Three years ago today, a four-day war against India was conducted by a band of death-affirming armed men who crossed the sea to lay siege on Mumbai. For four days, unprecedented real-time images of the mayhem unleashed on India’s most life-affirming city stunned the nation. India has had its share of terrorist attacks before and after November 26, 2008. But never before, or thankfully after, were two points driven home so forcefully and successfully: one, that Indians could be exposed so easily to a planned terror attack for such a long duration on their own soil; and two, that a group of Pakistanis were the ones behind the unprovoked and unprecedented attack. One hundred and fifty-four people were murdered between November 26 and 29, with more than 300 injured, the numbers serving as a pointer to the grip of terror India was caught in over those four days and weeks after.
Three years after the nightmare that started at around 9.30 pm at Chhatrapati Shivaji Terminus, and which would wind its sickening head across Mumbai, how well are we prepared to withstand such an attack again? The brutally honest answer would be that we don’t know, since such a brazen act of war hasn’t been unleashed on us since November 29, 2008. But as we mourn and remember those who died — both as victims of the terror spree as well as those who fought the murderers and sacrificed their lives — it’s necessary to acknowledge that 26/11 didn’t break us. Even in the contorted manner in which India-Pakistan relations work after every terrorist attack in India, 26/11 has had its fair share of unintended consequences.
If the objective of the terrorists and their mentors was to destabilise India and make jihadis operate more freely in the hostilities that were to follow between New Delhi and Islamabad, the operation was an utter failure.
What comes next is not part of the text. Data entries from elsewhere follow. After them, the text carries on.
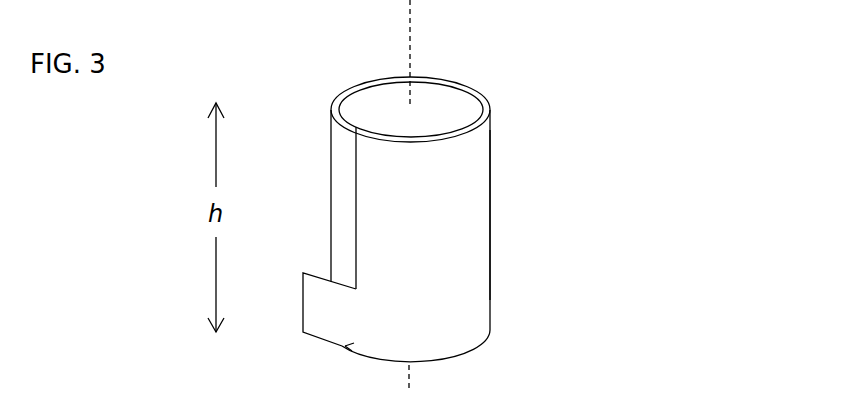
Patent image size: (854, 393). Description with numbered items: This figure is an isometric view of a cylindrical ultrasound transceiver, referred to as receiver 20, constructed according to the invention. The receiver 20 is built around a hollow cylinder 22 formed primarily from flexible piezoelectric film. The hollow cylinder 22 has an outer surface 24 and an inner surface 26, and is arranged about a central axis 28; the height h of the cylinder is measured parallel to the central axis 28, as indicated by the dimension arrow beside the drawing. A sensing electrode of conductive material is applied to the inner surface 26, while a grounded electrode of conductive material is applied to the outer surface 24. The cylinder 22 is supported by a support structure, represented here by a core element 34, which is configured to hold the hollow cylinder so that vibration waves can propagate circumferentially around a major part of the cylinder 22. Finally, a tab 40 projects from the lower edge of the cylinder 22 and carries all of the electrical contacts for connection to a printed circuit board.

The receiver 20 is at (620, 69).
The hollow cylinder 22 is at (485, 236).
The outer surface 24 is at (466, 204).
The inner surface 26 is at (480, 115).
The central axis 28 is at (469, 195).
The core element 34 is at (459, 100).
The tab 40 is at (291, 333).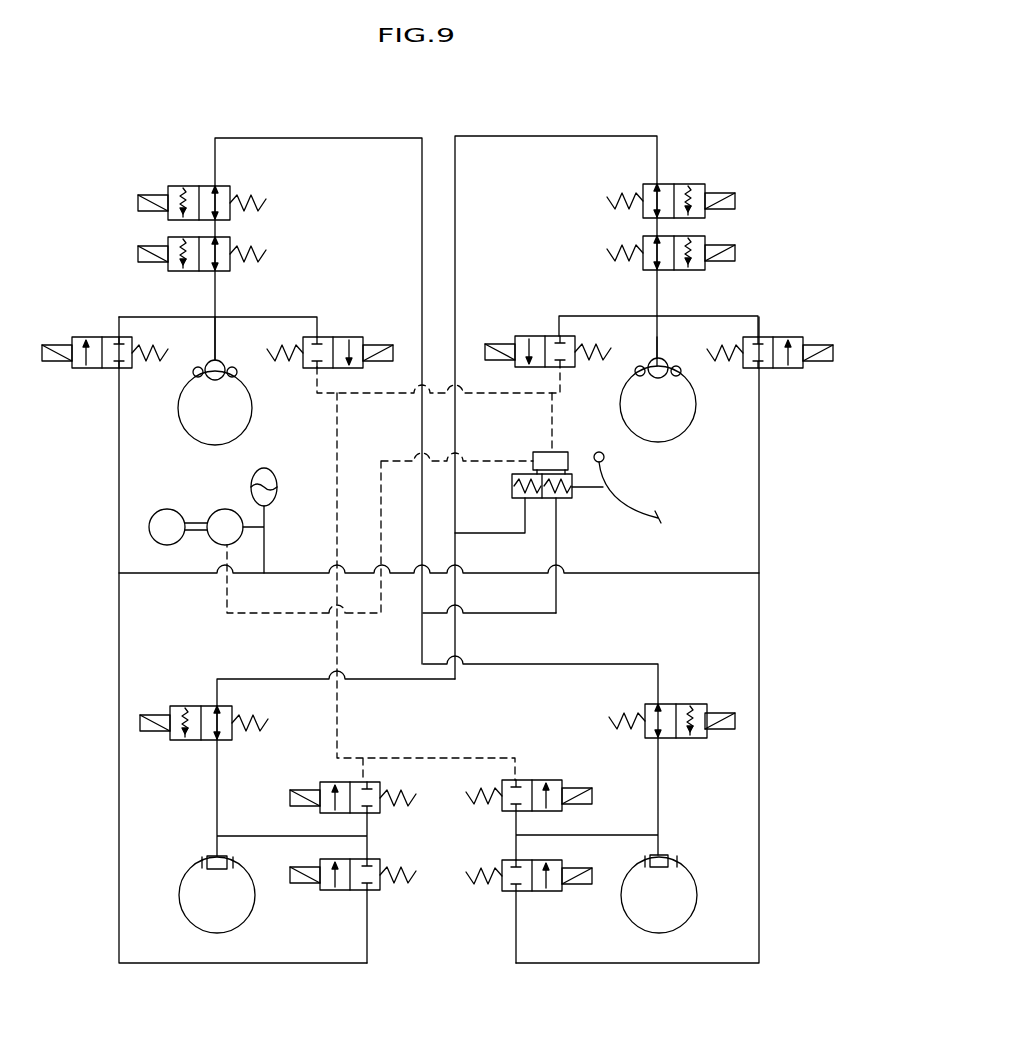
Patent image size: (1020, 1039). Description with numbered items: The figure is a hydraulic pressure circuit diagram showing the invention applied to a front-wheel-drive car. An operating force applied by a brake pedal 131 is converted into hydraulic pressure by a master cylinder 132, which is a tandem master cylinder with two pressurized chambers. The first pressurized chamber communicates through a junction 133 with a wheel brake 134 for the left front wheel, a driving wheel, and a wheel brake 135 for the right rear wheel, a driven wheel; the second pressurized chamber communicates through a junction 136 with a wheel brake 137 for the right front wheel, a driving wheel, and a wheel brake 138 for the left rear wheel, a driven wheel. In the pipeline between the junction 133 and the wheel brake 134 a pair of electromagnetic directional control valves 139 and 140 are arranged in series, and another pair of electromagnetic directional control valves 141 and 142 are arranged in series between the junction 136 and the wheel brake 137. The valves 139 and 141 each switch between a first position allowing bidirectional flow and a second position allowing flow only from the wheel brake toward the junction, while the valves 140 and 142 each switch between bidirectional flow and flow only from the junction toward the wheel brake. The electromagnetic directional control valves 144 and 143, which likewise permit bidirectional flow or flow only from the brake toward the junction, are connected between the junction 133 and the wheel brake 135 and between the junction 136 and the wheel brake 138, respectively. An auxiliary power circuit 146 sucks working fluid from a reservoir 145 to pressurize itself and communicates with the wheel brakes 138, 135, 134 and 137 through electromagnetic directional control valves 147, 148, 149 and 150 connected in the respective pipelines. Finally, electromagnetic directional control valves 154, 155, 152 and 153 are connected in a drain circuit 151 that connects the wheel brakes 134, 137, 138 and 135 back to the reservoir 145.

The brake pedal 131 is at (622, 495).
The master cylinder 132 is at (512, 487).
The junction 133 is at (423, 613).
The wheel brake 134 is at (223, 361).
The wheel brake 135 is at (667, 855).
The junction 136 is at (455, 533).
The wheel brake 137 is at (670, 363).
The wheel brake 138 is at (208, 856).
The electromagnetic directional control valve 139 is at (188, 186).
The electromagnetic directional control valve 140 is at (190, 270).
The electromagnetic directional control valve 141 is at (694, 184).
The electromagnetic directional control valve 142 is at (693, 270).
The electromagnetic directional control valve 143 is at (188, 706).
The electromagnetic directional control valve 144 is at (695, 704).
The reservoir 145 is at (568, 452).
The auxiliary power circuit 146 is at (120, 632).
The electromagnetic directional control valve 147 is at (342, 890).
The electromagnetic directional control valve 148 is at (502, 892).
The electromagnetic directional control valve 149 is at (100, 337).
The electromagnetic directional control valve 150 is at (790, 337).
The drain circuit 151 is at (337, 433).
The electromagnetic directional control valve 152 is at (318, 782).
The electromagnetic directional control valve 153 is at (556, 780).
The electromagnetic directional control valve 154 is at (364, 337).
The electromagnetic directional control valve 155 is at (535, 336).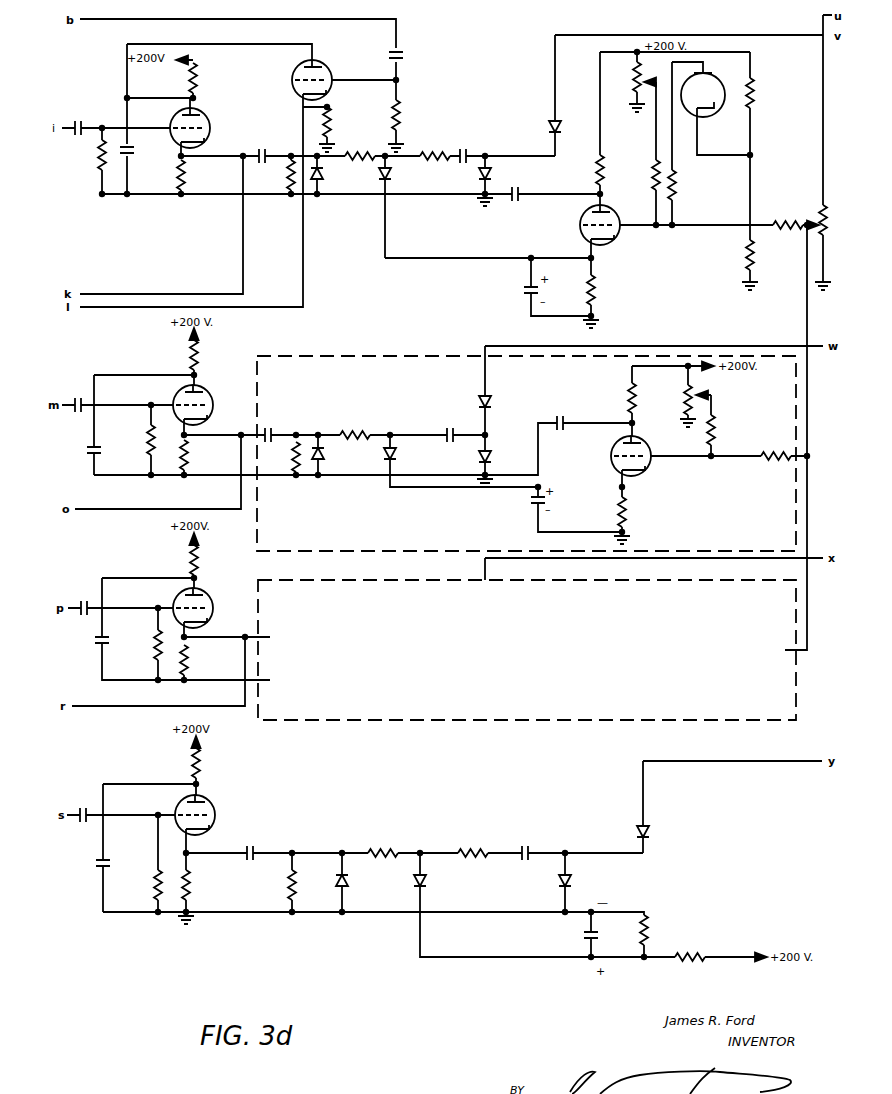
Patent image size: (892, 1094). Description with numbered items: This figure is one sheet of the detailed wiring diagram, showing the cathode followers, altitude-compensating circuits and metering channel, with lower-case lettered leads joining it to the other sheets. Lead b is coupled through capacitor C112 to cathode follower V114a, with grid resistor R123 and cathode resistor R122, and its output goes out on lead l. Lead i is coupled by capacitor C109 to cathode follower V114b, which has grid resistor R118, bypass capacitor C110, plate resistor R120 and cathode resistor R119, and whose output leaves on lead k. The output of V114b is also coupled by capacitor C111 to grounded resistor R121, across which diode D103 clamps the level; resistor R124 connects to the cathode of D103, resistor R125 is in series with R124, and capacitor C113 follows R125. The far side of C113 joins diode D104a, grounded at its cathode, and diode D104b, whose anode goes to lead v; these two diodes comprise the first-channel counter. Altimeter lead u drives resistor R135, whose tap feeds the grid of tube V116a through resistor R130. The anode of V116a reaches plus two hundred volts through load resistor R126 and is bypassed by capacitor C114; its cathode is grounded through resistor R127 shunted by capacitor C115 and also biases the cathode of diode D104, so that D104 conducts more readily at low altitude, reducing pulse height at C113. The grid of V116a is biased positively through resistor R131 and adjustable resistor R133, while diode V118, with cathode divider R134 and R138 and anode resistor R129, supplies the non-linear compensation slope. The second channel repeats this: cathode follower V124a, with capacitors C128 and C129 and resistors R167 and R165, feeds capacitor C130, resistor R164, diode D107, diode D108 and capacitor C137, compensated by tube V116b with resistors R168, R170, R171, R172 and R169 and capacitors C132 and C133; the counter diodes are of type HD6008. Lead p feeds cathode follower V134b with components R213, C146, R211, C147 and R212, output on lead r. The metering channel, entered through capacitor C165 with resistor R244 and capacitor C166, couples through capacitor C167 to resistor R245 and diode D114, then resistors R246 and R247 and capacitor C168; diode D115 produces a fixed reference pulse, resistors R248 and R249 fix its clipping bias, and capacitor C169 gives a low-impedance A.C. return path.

The coupling capacitor C109 is at (74, 116).
The grid resistor R118 is at (82, 158).
The bypass capacitor C110 is at (141, 155).
The plate resistor R120 is at (210, 78).
The cathode follower V114b is at (215, 128).
The cathode resistor R119 is at (199, 175).
The coupling capacitor C111 is at (267, 147).
The resistor R121 is at (271, 175).
The clamping diode D103 is at (331, 177).
The cathode follower V114a is at (328, 73).
The cathode resistor R122 is at (343, 116).
The coupling capacitor C112 is at (411, 52).
The grid resistor R123 is at (419, 112).
The resistor R124 is at (360, 154).
The resistor R125 is at (434, 154).
The capacitor C113 is at (466, 154).
The diode D104 is at (401, 177).
The diode D104a is at (510, 171).
The diode D104b is at (529, 124).
The bypass capacitor C114 is at (517, 208).
The capacitor C115 is at (511, 293).
The load resistor R126 is at (582, 170).
The resistor R131 is at (637, 172).
The adjustable resistor R133 is at (622, 85).
The diode V118 is at (713, 110).
The voltage divider resistor R138 is at (767, 93).
The resistor R129 is at (693, 185).
The resistor R135 is at (807, 211).
The resistor R130 is at (784, 240).
The voltage divider resistor R134 is at (732, 254).
The tube V116a is at (622, 235).
The cathode resistor R127 is at (610, 292).
The coupling capacitor C128 is at (74, 390).
The cathode follower V124a is at (173, 386).
The resistor R167 is at (238, 428).
The bypass capacitor C129 is at (80, 443).
The cathode resistor R165 is at (201, 455).
The coupling capacitor C130 is at (276, 421).
The resistor R164 is at (277, 457).
The clamping diode D107 is at (334, 454).
The diode D108 is at (406, 456).
The capacitor C137 is at (449, 421).
The diode HD6008 is at (591, 637).
The bypass capacitor C132 is at (560, 422).
The load resistor R168 is at (613, 397).
The adjustable resistor R170 is at (668, 402).
The resistor R171 is at (736, 426).
The tube V116b is at (603, 460).
The resistor R172 is at (770, 473).
The capacitor C133 is at (558, 510).
The cathode resistor R169 is at (640, 512).
The plate resistor R213 is at (174, 560).
The coupling capacitor C146 is at (77, 596).
The cathode follower V134b is at (158, 608).
The grid resistor R211 is at (140, 645).
The bypass capacitor C147 is at (87, 654).
The cathode resistor R212 is at (203, 660).
The plate resistor R244 is at (166, 824).
The coupling capacitor C165 is at (76, 801).
The bypass capacitor C166 is at (120, 863).
The coupling capacitor C167 is at (247, 841).
The resistor R245 is at (269, 885).
The resistor R246 is at (381, 837).
The resistor R247 is at (470, 837).
The capacitor C168 is at (519, 839).
The clamping diode D114 is at (359, 881).
The diode D115 is at (437, 881).
The capacitor C169 is at (571, 937).
The bias resistor R248 is at (663, 930).
The bias resistor R249 is at (688, 967).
With Pakistan’s internal security and stability already under tremendous strain in the post-9/11 world, the earlier trajectory of Islamabad ‘utilising’ a terrorist attack in India to further its cause (read: hitching ‘Kash-mir’ on to any India-Pakistan agenda) was made impossible for all practical purposes. A full-fledged war along the Durand Line simply didn’t allow the Pakistani establishment to risk a counter-reaction from India along the Radcliffe Line. In effect, 26/11 served no purpose for its perpetrators. In fact, it made their lives and jobs much more precarious.
Such a dry post-mortem, of course, belies the sheer emotional charge that was lit three years ago from whose effects we are still coming to terms with as a nation. If there is one thing that we have learnt since those four harrowing days and the months and years that have followed, it is that the best revenge against your enemies is to live a happy life. Something that we, as a nation as well as individuals, have done and must continue to do as a way of honouring all those who perished while doing exactly that when unhappiness came to town.